Multi-Lingual Search - Overview
Prev		Next

Components

Data Servers

Data servers contain the information that user actually wants to obtain: everything else in the system is essentially scaffolding.

The content of each data server is maintained by an appropriate domain specialist institution (e.g. a museum, a government department, etc.) and tools are made available to these participating institutions so that they can do this essentially independently of the rest of the system.

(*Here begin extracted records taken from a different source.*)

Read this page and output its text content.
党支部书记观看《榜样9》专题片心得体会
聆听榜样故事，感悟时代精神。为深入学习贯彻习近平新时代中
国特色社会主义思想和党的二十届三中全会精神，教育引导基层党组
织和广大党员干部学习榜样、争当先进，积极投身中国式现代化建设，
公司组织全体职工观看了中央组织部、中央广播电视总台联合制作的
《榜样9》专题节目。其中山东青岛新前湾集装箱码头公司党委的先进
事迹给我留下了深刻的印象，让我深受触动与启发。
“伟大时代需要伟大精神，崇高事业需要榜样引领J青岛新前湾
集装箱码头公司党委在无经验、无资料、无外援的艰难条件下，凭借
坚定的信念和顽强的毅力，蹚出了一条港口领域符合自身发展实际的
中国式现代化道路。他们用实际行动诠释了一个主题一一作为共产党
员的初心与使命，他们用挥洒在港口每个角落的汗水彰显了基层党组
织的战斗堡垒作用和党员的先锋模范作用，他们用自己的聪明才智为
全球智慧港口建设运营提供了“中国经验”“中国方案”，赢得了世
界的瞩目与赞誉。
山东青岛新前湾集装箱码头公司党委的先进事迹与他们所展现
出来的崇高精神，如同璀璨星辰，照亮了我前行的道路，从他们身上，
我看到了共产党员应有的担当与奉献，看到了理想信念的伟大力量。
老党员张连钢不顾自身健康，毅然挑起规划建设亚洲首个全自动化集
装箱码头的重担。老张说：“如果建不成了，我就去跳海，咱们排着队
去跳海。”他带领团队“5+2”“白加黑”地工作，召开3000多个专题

The content is made available to the broker by means of the standard Z39.50 protocol (see lcweb.loc.gov/z3950/agency/) There are numerous mechanisms and toolkits for providing such access from pre-existing database systems, including some which were created under the aegis of previous European projects such as Aquarelle, ELISE and Decomate.

Metadata Repository

The metadata repository does not hold information that is of interest to the user - that is the job of the data servers - but rather information about the data servers. This information is only available, and only of interest, to the broker.

Information about a data server typically includes the set of natural languages in which its data is written, the application domain of its data, perhaps some information on minimum, maximum and median response times, etc.

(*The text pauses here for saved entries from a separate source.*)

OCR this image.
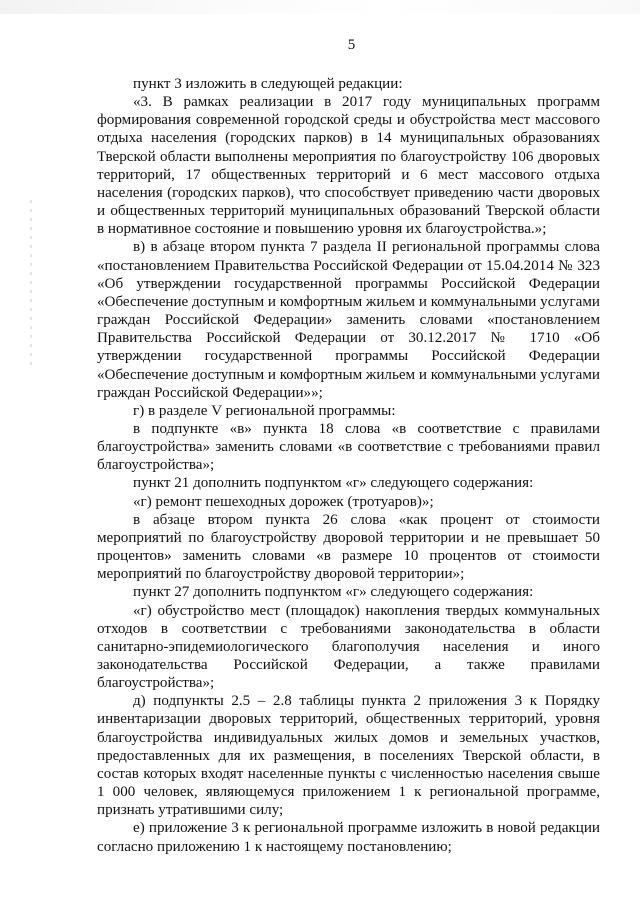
5

пункт 3 изложить в следующей редакции:

«3. В рамках реализации в 2017 году муниципальных программ формирования современной городской среды и обустройства мест массового отдыха населения (городских парков) в 14 муниципальных образованиях Тверской области выполнены мероприятия по благоустройству 106 дворовых территорий, 17 общественных территорий и 6 мест массового отдыха населения (городских парков), что способствует приведению части дворовых и общественных территорий муниципальных образований Тверской области в нормативное состояние и повышению уровня их благоустройства.»;

в) в абзаце втором пункта 7 раздела II региональной программы слова «постановлением Правительства Российской Федерации от 15.04.2014 № 323 «Об утверждении государственной программы Российской Федерации «Обеспечение доступным и комфортным жильем и коммунальными услугами граждан Российской Федерации» заменить словами «постановлением Правительства Российской Федерации от 30.12.2017 № 1710 «Об утверждении государственной программы Российской Федерации «Обеспечение доступным и комфортным жильем и коммунальными услугами граждан Российской Федерации»»;

г) в разделе V региональной программы:

в подпункте «в» пункта 18 слова «в соответствие с правилами благоустройства» заменить словами «в соответствие с требованиями правил благоустройства»;

пункт 21 дополнить подпунктом «г» следующего содержания:

«г) ремонт пешеходных дорожек (тротуаров)»;

в абзаце втором пункта 26 слова «как процент от стоимости мероприятий по благоустройству дворовой территории и не превышает 50 процентов» заменить словами «в размере 10 процентов от стоимости мероприятий по благоустройству дворовой территории»;

пункт 27 дополнить подпунктом «г» следующего содержания:

«г) обустройство мест (площадок) накопления твердых коммунальных отходов в соответствии с требованиями законодательства в области санитарно-эпидемиологического благополучия населения и иного законодательства Российской Федерации, а также правилами благоустройства»;

д) подпункты 2.5 – 2.8 таблицы пункта 2 приложения 3 к Порядку инвентаризации дворовых территорий, общественных территорий, уровня благоустройства индивидуальных жилых домов и земельных участков, предоставленных для их размещения, в поселениях Тверской области, в состав которых входят населенные пункты с численностью населения свыше 1 000 человек, являющемуся приложением 1 к региональной программе, признать утратившими силу;

е) приложение 3 к региональной программе изложить в новой редакции согласно приложению 1 к настоящему постановлению;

The metadata repository itself consists of two sub-components: a database and a program, known as the metadata handler, which mediates the broker's access to the database. Multiple brokers may run with reference to the same repository via a single handler.

The broker's access to the metadata repository is predominantly read-only, but it may occasionally provide information to the handler for it to update the database - for example, search-performance statistics.

Multilingual Thesaurus

The multilingual thesaurus provides the framework for translation of search terms between languages and into more and less precise forms.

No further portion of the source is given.